The IT/business disconnect

08.11.2005
Last week, BMC Software Inc. and its South Africa master distributor, African Legend Indigo (AL Indigo), hosted the BMC Forum 2005, where BMC Software launched a management guide - "Bridging the communications gap" - to assist local companies to address the misalignment between business and IT.

The guide, according to BMC corporate strategist, Peter Armstrong, is based on the findings of a 2004 study that highlights a serious misalignment between the objectives of the board, and requirement of the IT function in selected countries in Europe, Middle East and Africa (EMEA), and was created in consultation with business leader and author, David Taylor.

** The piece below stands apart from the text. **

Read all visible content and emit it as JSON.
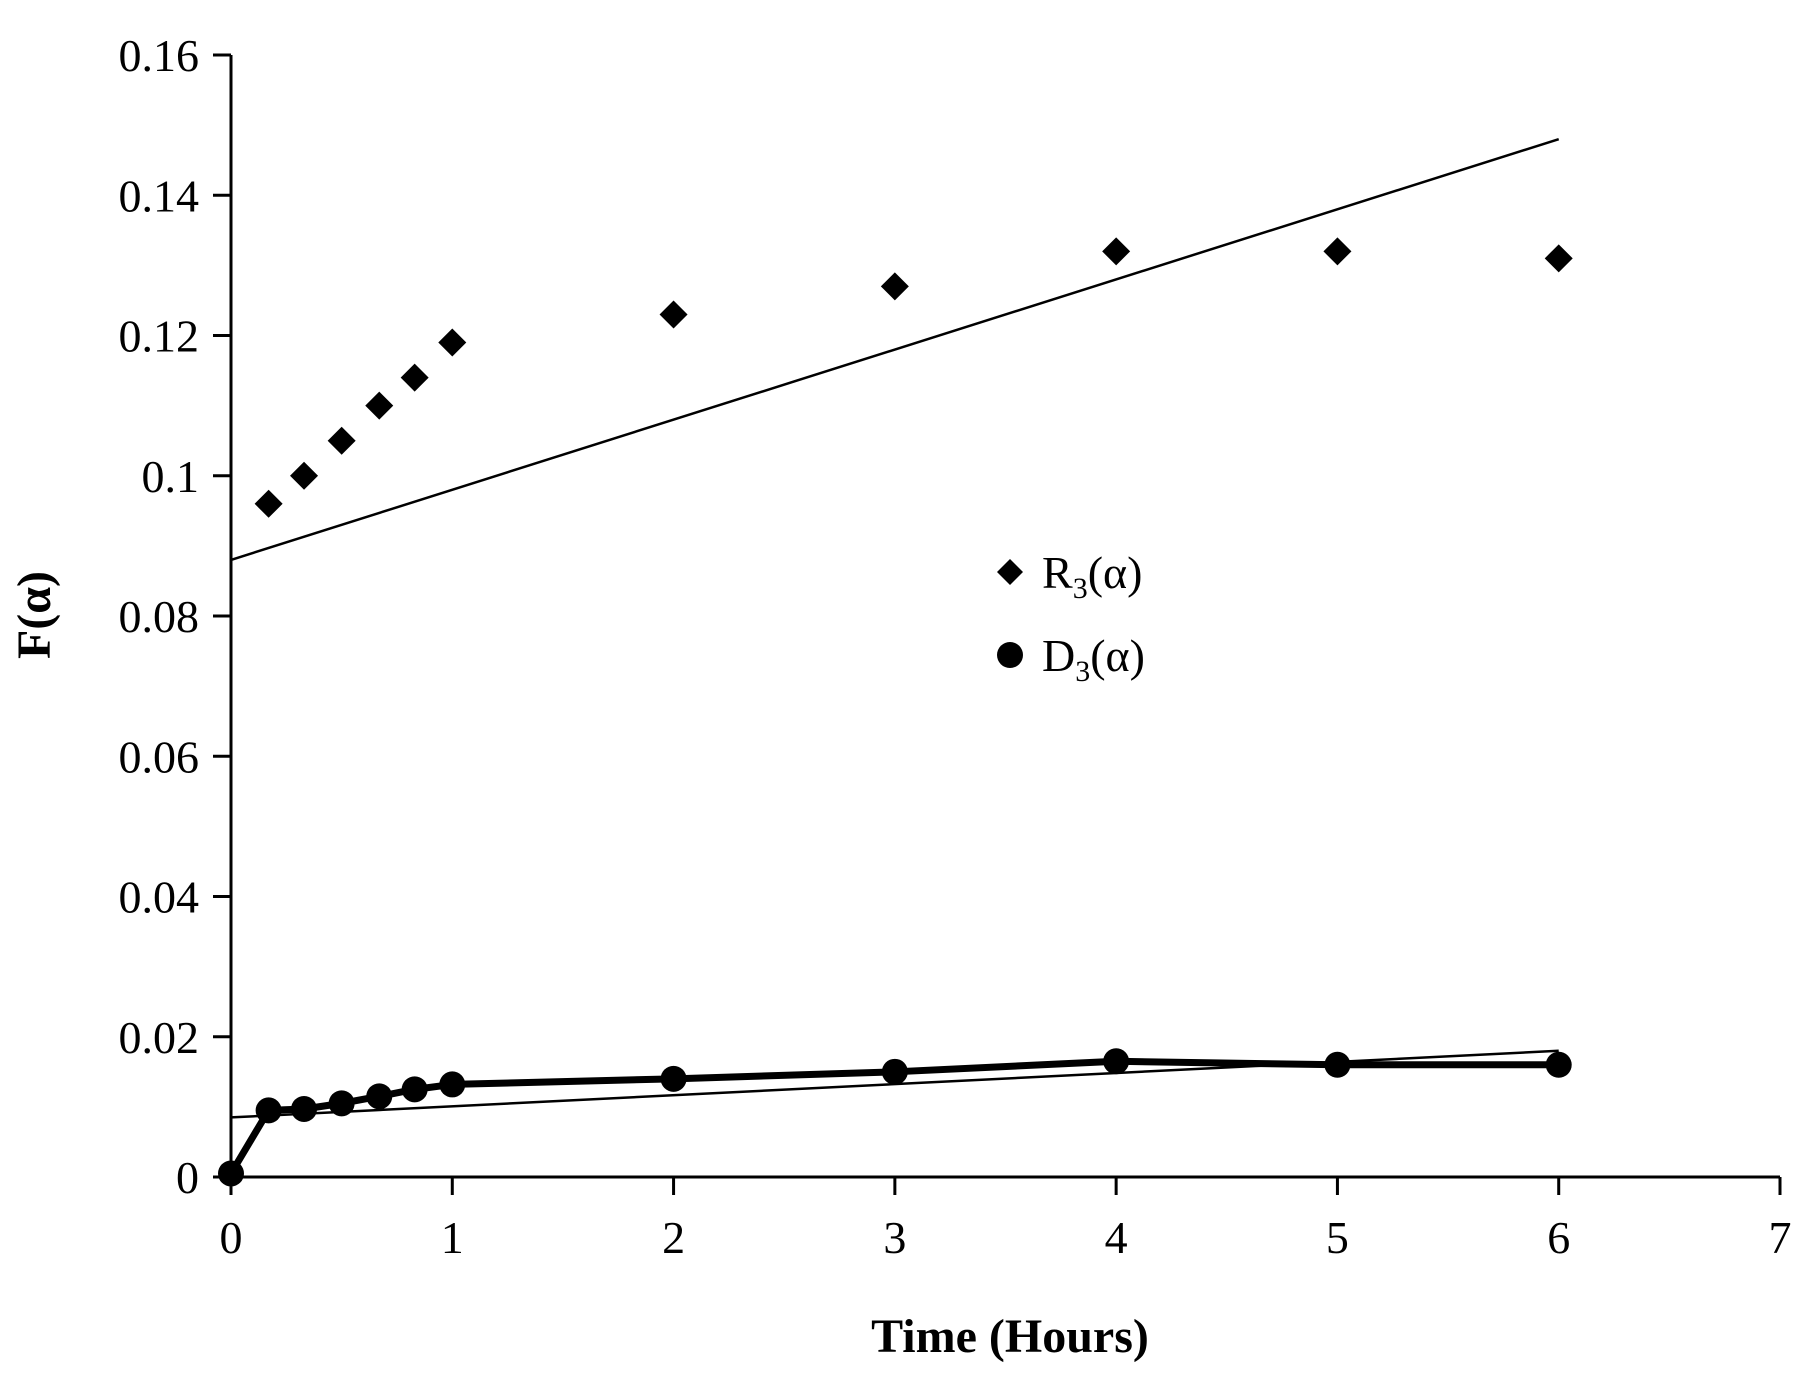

The pan-EMEA survey, incorporating the views of 500 IT directors, reveals that 70 percent of respondents attribute the misalignment between business and IT strategies to poor communication.

'10bn losses

It also revealed that South Africa is the third least aligned country in EMEA, with 56 percent of SA IT directors believing that their business and IT strategies are not aligned, and a massive 62 percent of them questioning reported losses of between '50,000 (US$59,060) and '10 billion as a direct result of IT failures.

Armstrong says: "What we aim to do with this guide is to get CIOs to understand what IT can do for the business." He notes that more CIOs are appointed from the business side of the industry, and not as previously, from the IT side, which in effect leaves them not knowing the abilities of the IT department and possibilities it can offer.

"Business needs to close the communication gap and the CIO is the key to do that," Armstrong says. He believes that this management guide will help local companies increase their productivity and service to customers, and have IT departments become profit centers instead of cost centers - decreasing the moneys lost on failed IT projects.

Taylor actively encourages CIOs to take responsibility for the communication breakdown and presents a number of tactics to actively resolve the issue.

He notes that to align business and IT strategies, businesses should ensure that IT has a real, measurable business value, and understand how the CEO will measure it.

Four positives

In the guide Taylor also says that CEOs can give CIOs some advice. He presents four positives that CEOs want from IT leaders. These include: focusing on what technology does, and not what it is; that IT should stop differentiating itself from the rest of the business - IT is the business; IT must become a profit center not a cost center; and IT must take ownership and market itself, because it is now visible to customers.

Alongside the positives the CEO cites negatives that the CIO should avoid. These include that CIOs should not ask for higher budgets unless they can prove real, measurable business value; IT projects must deliver faster and be more flexible, and lastly, 'Do not embarrass me or any of my colleagues about our lack of knowledge of technology'.

Further tactics that Taylor includes relate to performance and perception. He says the perceived performance of IT within the organization is not decided by what the department does, but by what colleagues think the department does. Changing perception is the key to aligning IT and the rest of the business.

Taylor notes that the reason why CIOs and CEOs have a mismatch in communication is because they do not think the same way. CIOs, he says, set service level agreements to present a logical interpretation of meeting performance targets, but that this kind of measure delivers no value to the CEO.

The guide also touches on the subjects of culture and leadership, introducing hidden account management, neuro-linguistic programming, integrating business culture and good old-fashioned internal customer service delivery.

Says Armstrong: "The communication gap between CIO and CEO is symptomatic of a wider cultural communication issue, which must be addressed before the business can effectively align its IT resources with business objectives and achieve the business service management vision. We commissioned this management guide to enable CIOs across EMEA to take control, not through technology per se, but through delivering measurable results against business strategy which is enabled by technology."

Taylor adds: "The fundamental communication issue in the IT industry is the cultural belief that IT is a department within a business. In fact, technology is the business, and those who understand technology must take the initiative to bring about a change in perception, so that IT is viewed as the strategy, rather than the tactic for achieving business objectives."